📌 China’s artificial intelligence lab didn’t just create cheap AI models it showed the inefficiencies of an industrywide approach.
– China’s artificial intelligence lab didn’t just create cheap AI models – it showed the inefficiencies of an industry-wide approach.
DeepSeek’s breakthrough showed how a small team looking to save money can rethink the way AI models are built. While tech giants such as OpenAI and Anthropic spend billions of dollars on computing power alone, DeepSeek is said to have achieved similar results by spending just over $5 million.
the company’s models are OpenAI’s GPT-4o (OpenAI’s best LLM) ), OpenAI’s o1-OpenAI (the best output model currently available) and Anthropic’s Claude 3.5 Sonnet, which meets or exceeds many benchmarks and uses about 27.88 million hours on an H800 GPU for full training. This is just a fraction of the hardware that is generally considered necessary.
the model is so good and efficient that within days it rose to the top of the iOS app category, challenging OpenAI’s dominance.
necessity is the mother of innovation. The team was able to accomplish this by utilizing techniques that American developers never even had to think about and that are not dominant today. Perhaps the most important of these techniques is that instead of full precision, DeepSeek used 8-bit learning, which reduced memory requirements by 75% .
they came up with 8-bit floating point learning. As far as I know, 8-bit floating point learning is not very well understood. In the US, most training programs still work with FP16.
FP8 uses half as much memory and storage bandwidth as FP16. For large AI models with billions of parameters, this reduction is significant; DeepSeek had to make do with weak hardware, but OpenAI has never faced such limitations.
On Monday, Chinese artificial intelligence company DeepSeek (DeepSeek) cast a shadow over Wall Street’s favorite script, sending the bitcoin price below the $98,000 mark.
Researchers at the startup, which unveiled an open-source artificial intelligence model called DeepSeek R1, said the model is a state-of-the-art OpenAI inference systems. According to them, thanks to a new training method, queries in DeepSeek R1 are 98% cheaper than the flagship OpenAI model and cost significantly less.
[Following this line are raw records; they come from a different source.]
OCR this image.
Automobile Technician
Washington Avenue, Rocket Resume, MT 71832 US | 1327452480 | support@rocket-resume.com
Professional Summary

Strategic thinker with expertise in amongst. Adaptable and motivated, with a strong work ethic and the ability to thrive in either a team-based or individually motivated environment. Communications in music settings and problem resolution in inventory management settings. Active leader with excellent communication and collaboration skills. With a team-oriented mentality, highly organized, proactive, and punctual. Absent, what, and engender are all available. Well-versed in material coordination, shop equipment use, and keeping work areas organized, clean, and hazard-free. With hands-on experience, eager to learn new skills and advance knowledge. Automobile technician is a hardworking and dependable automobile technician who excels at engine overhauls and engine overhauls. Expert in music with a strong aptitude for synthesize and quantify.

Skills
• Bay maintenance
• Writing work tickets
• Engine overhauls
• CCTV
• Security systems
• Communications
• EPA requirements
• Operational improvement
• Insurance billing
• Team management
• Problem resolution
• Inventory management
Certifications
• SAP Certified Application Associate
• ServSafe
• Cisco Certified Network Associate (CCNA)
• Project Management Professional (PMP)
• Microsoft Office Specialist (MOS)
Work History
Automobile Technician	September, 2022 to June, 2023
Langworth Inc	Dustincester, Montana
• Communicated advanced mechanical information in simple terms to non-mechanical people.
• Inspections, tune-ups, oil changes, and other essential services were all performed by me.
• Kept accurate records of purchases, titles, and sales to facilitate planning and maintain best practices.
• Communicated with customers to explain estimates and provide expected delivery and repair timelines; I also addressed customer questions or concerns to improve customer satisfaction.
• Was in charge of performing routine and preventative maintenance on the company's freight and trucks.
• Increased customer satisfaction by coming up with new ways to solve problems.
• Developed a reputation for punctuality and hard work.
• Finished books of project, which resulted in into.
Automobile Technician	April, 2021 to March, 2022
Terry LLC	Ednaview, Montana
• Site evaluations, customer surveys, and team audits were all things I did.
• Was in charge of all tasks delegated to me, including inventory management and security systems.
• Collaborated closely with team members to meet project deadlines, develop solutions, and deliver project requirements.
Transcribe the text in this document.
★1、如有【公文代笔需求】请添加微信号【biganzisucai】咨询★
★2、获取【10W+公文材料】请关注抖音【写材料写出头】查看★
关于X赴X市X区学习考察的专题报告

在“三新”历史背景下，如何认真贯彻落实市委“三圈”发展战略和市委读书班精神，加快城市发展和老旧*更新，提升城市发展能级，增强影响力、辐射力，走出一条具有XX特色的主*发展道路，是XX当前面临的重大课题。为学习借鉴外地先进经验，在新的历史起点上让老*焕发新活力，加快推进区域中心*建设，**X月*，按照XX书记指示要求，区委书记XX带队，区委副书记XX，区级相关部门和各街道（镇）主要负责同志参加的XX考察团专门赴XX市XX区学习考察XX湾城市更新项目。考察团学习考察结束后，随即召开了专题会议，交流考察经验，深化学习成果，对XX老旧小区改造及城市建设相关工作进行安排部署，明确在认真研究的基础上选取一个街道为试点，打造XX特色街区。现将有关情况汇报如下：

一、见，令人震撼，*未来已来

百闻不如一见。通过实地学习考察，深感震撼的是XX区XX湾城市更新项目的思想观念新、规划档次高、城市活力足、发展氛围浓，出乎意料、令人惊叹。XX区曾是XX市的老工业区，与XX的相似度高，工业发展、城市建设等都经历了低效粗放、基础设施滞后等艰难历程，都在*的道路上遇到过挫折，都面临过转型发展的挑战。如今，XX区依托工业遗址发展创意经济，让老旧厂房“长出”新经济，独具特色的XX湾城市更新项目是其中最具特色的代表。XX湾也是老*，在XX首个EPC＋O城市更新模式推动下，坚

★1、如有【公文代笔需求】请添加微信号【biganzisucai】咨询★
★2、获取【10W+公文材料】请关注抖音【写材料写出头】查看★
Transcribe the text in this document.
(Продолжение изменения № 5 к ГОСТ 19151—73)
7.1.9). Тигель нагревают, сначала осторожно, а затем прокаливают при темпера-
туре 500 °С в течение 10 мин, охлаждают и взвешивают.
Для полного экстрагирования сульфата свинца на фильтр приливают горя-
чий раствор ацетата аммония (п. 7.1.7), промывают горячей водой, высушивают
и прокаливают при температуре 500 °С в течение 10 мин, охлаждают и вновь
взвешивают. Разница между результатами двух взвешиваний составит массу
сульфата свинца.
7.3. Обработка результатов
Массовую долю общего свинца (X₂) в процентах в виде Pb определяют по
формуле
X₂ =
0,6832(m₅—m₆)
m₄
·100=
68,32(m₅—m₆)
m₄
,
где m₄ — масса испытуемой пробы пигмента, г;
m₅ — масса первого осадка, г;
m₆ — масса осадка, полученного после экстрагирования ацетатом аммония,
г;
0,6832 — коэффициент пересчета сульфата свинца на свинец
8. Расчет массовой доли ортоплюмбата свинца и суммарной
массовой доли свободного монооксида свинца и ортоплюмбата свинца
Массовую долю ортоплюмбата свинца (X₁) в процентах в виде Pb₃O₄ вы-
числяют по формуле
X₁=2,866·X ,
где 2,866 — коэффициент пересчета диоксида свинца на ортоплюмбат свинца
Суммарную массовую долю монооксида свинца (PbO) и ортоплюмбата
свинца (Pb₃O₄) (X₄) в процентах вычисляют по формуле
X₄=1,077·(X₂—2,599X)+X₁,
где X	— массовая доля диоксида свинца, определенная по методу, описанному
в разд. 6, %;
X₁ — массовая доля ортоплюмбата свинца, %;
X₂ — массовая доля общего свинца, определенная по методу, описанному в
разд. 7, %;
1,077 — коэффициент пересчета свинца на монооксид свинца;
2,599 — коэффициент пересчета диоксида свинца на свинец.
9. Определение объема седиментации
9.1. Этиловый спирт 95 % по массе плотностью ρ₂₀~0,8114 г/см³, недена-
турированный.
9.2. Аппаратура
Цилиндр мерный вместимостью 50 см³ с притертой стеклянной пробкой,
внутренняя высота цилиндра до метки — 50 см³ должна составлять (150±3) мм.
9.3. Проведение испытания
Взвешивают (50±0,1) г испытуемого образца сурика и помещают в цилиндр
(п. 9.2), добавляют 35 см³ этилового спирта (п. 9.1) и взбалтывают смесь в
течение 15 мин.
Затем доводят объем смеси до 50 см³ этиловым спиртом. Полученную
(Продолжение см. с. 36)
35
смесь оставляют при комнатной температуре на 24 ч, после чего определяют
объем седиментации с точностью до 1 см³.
DeepSeek also processes entire phrases at once, rather than individual words, with
another method used by the company is called distillation, where smaller models reproduce the results of larger models without training on the same knowledge base. . This has resulted in a very efficient, accurate and competitive small model.
the company has also used a technique called expert blending, which improves the efficiency of the model. While in traditional models all parameters are always active, the DeepSeek system uses 671 billion parameters, but only 37 billion are active at any given time. It’s like having a large team of experts, but using only the ones needed to solve a particular problem.